Chapter 3
“I guess it's going to have to hurt, I guess I'm going to have to cry, And let go of some things I've loved to get to the other side
I guess it's going to break me down, Like falling when you try to fly,
Sad but sometimes moving on with the rest of your life starts with goodbye”
― Carrie Underwood
“Mommy, Mommy, Mommy look! It’s a flower.” A small girl in a yellow dress said, holding up a wilted dandelion with the white-fluffy part gone.
“Ava and I found it. Look, there’s a lot more!” Another girl, who looked to be a year older than the one in the yellow dress, said.
“Thats nice, sweetie” an older version of the small girls said with a forced
smile. “Now, why don’t you go pick some more. Missy can you come here, please.”
“Okay!” The girl in the yellow dress called out running back out into the field to get more flowers, while the other girl, Missy, stayed by her mom.”
As the little girl ran off to get some more dandelions, the mother sat on a eccentric wooden bench, which looked as if it would break at any second, just outside the city park.

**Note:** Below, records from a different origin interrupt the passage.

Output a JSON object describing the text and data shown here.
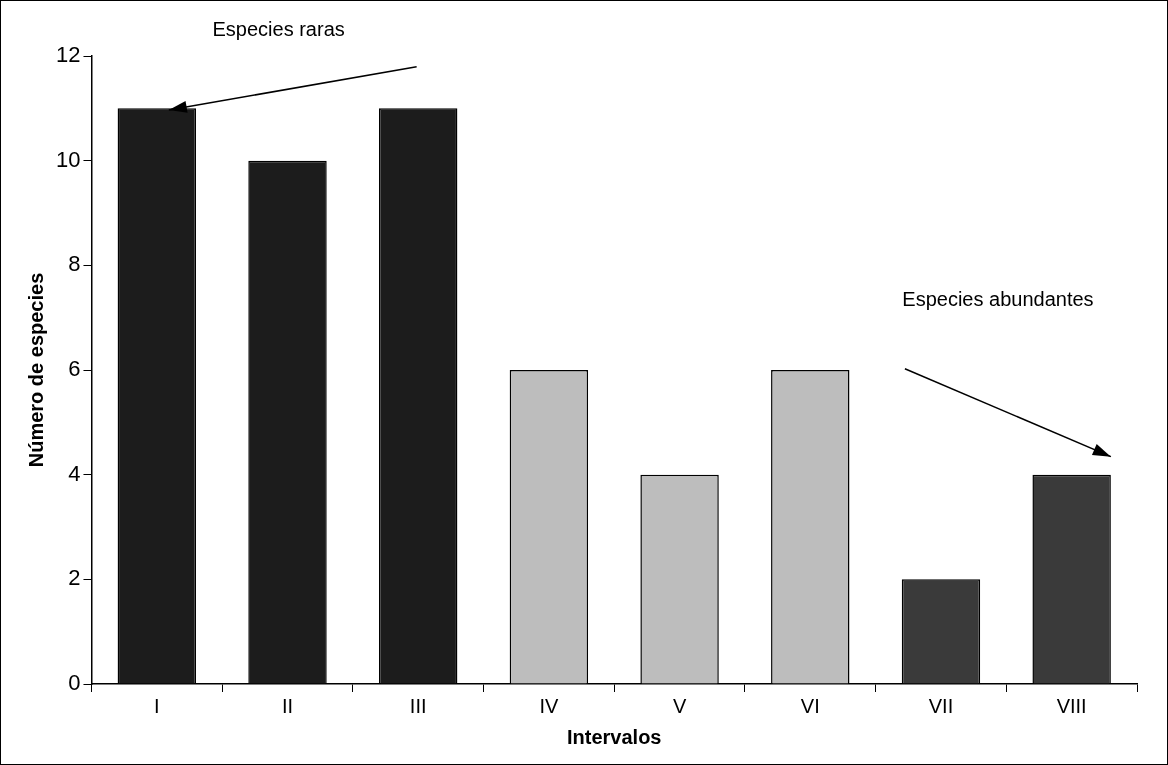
{
  "chart_data": {
    "type": "bar",
    "xlabel": "Intervalos",
    "ylabel": "Número de especies",
    "categories": [
      "I",
      "II",
      "III",
      "IV",
      "V",
      "VI",
      "VII",
      "VIII"
    ],
    "values": [
      11,
      10,
      11,
      6,
      4,
      6,
      2,
      4
    ],
    "colors": [
      "#1c1c1c",
      "#1c1c1c",
      "#1c1c1c",
      "#bdbdbd",
      "#bdbdbd",
      "#bdbdbd",
      "#3a3a3a",
      "#3a3a3a"
    ],
    "ylim": [
      0,
      12
    ],
    "yticks": [
      0,
      2,
      4,
      6,
      8,
      10,
      12
    ],
    "grid": false,
    "legend": false,
    "annotations": [
      "Especies raras",
      "Especies abundantes"
    ]
  }
}
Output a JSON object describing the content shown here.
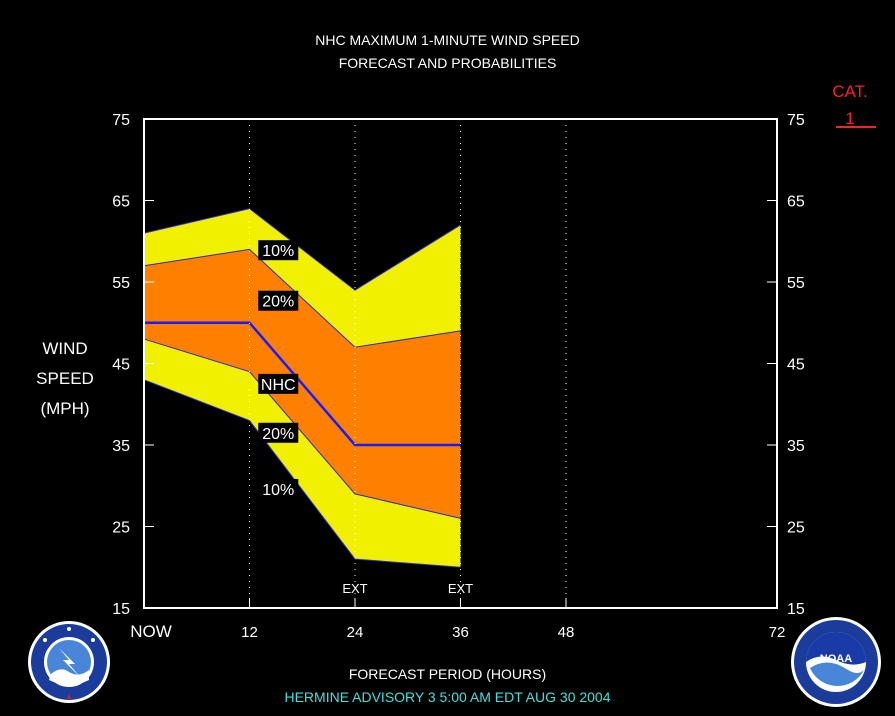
{
  "title_line1": "NHC MAXIMUM 1-MINUTE WIND SPEED",
  "title_line2": "FORECAST AND PROBABILITIES",
  "ylabel_lines": [
    "WIND",
    "SPEED",
    "(MPH)"
  ],
  "xlabel": "FORECAST PERIOD (HOURS)",
  "advisory": "HERMINE   ADVISORY  3 5:00 AM  EDT AUG 30 2004",
  "category_label": "CAT.",
  "category_value": "1",
  "logos": {
    "left": "nws-logo",
    "right": "noaa-logo"
  },
  "colors": {
    "background": "#000000",
    "band_10": "#f0f000",
    "band_20": "#ff8000",
    "nhc_line": "#1a1aff",
    "frame": "#ffffff",
    "advisory": "#40e0e0",
    "category": "#ff2020"
  },
  "chart_data": {
    "type": "area",
    "x": [
      0,
      12,
      24,
      36
    ],
    "xlim": [
      0,
      72
    ],
    "ylim": [
      15,
      75
    ],
    "x_ticks": [
      {
        "value": 0,
        "label": "NOW"
      },
      {
        "value": 12,
        "label": "12"
      },
      {
        "value": 24,
        "label": "24"
      },
      {
        "value": 36,
        "label": "36"
      },
      {
        "value": 48,
        "label": "48"
      },
      {
        "value": 72,
        "label": "72"
      }
    ],
    "y_ticks": [
      15,
      25,
      35,
      45,
      55,
      65,
      75
    ],
    "vertical_gridlines": [
      12,
      24,
      36,
      48
    ],
    "ext_markers": [
      {
        "x": 24,
        "label": "EXT"
      },
      {
        "x": 36,
        "label": "EXT"
      }
    ],
    "series": [
      {
        "name": "10%",
        "values": [
          61,
          64,
          54,
          62
        ]
      },
      {
        "name": "20%",
        "values": [
          57,
          59,
          47,
          49
        ]
      },
      {
        "name": "NHC",
        "values": [
          50,
          50,
          35,
          35
        ]
      },
      {
        "name": "20%",
        "values": [
          48,
          44,
          29,
          26
        ]
      },
      {
        "name": "10%",
        "values": [
          43,
          38,
          21,
          20
        ]
      }
    ],
    "series_labels": [
      {
        "text": "10%",
        "x": 15.5,
        "y": 58.9
      },
      {
        "text": "20%",
        "x": 15.5,
        "y": 52.7
      },
      {
        "text": "NHC",
        "x": 15.5,
        "y": 42.5
      },
      {
        "text": "20%",
        "x": 15.5,
        "y": 36.5
      },
      {
        "text": "10%",
        "x": 15.5,
        "y": 29.6
      }
    ]
  }
}
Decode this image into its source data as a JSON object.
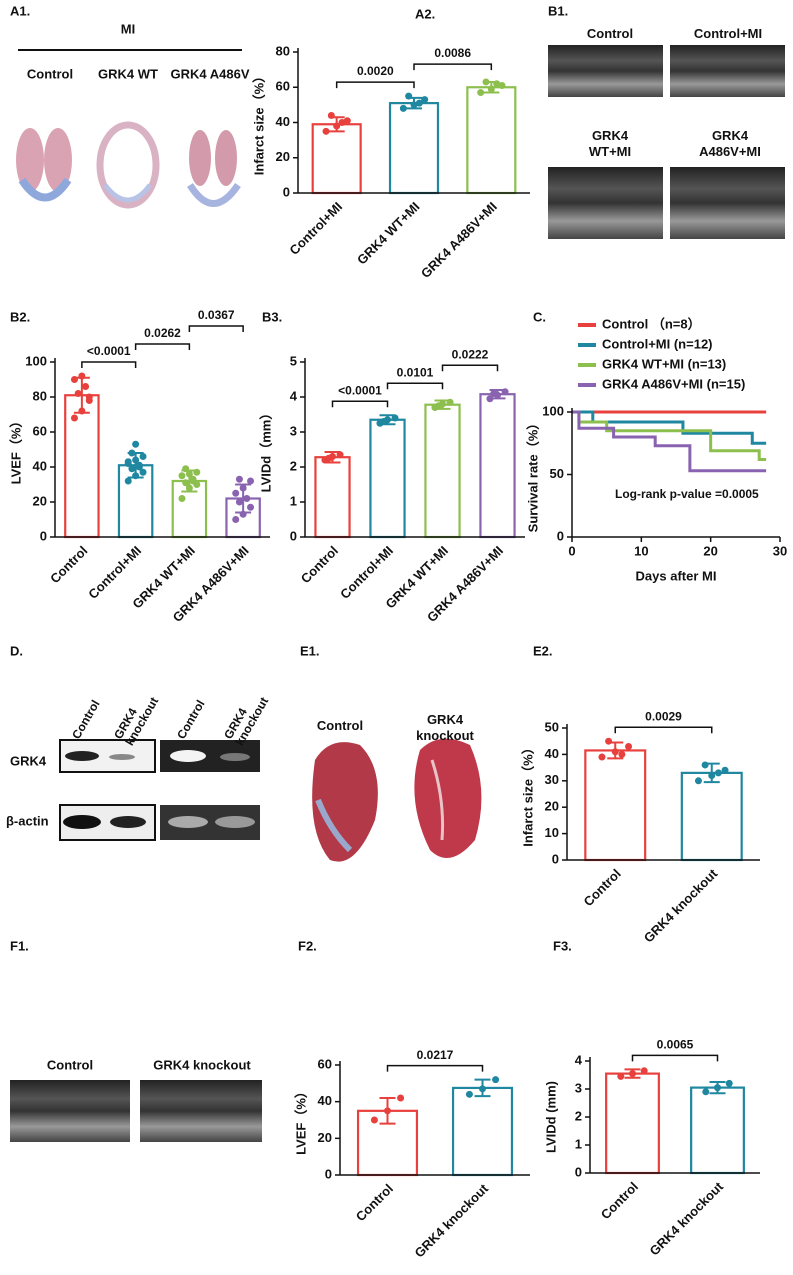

“I’m so sorry, sweetie. I wish I didn’t have to do this, but I have to. I’m sorry, but with the way life is going I can’t afford to feed another child. Take care little one, take care.” The mother said, looking at the little girl talking to the birds that were pricked up in a rustic willow tree, with a hand full of weeds.
“Mommy, what are you talking about?” Missy asked.
“It’s nothing, now lets go.”
“What about Ava.”
“She’s going to stay here.”
“Wha.....”
“MISSY, I said lets go!”
“Oh, okay.” Missy said, looking back at her younger sister.
“Sorry, I wish I didn’t have to, but just be lucky I’m not leaving you! ” The mother said once more, and with that the mother and Missy got up off the bench and walked out the black metal gate.”
A few moments after the mother left, the little girl ran back to the bench where she saw her mother last.
“Mommy, Mommy? Mom. Mom? Mommy?! MOMMY!”
Jumping out of bed with a cold sweat, I was shocked with what I just dreamt. That was real, that is what actually happened to me. Yes, my mother left me at the park. She wanted to get rid of me so she could afford to feed my many brothers and sisters. She was a single parent, she couldn’t do it. She wasn’t the most avarice person in the world , but I’m not mad at her though. She had to do what she had to do, but she could have at least dropped my off somewhere! I stayed in that park for two days, until a local bureaucracyfound me and took my to the home.
Looking over to my nightstand to see what time it was, I noticed that it was 12:04. My birthday. The day that I have dreading had arrived, today is the day I turn 18. You maybe thinking that being 18 is no big deal but it is, I have to move out. Yes, I have to move out. The only reason why I have to move out is because of the state, the state won't let anyone over 18 live in a orphanage. I have to move out the place I called home for 10 years, the place Caleb calls home.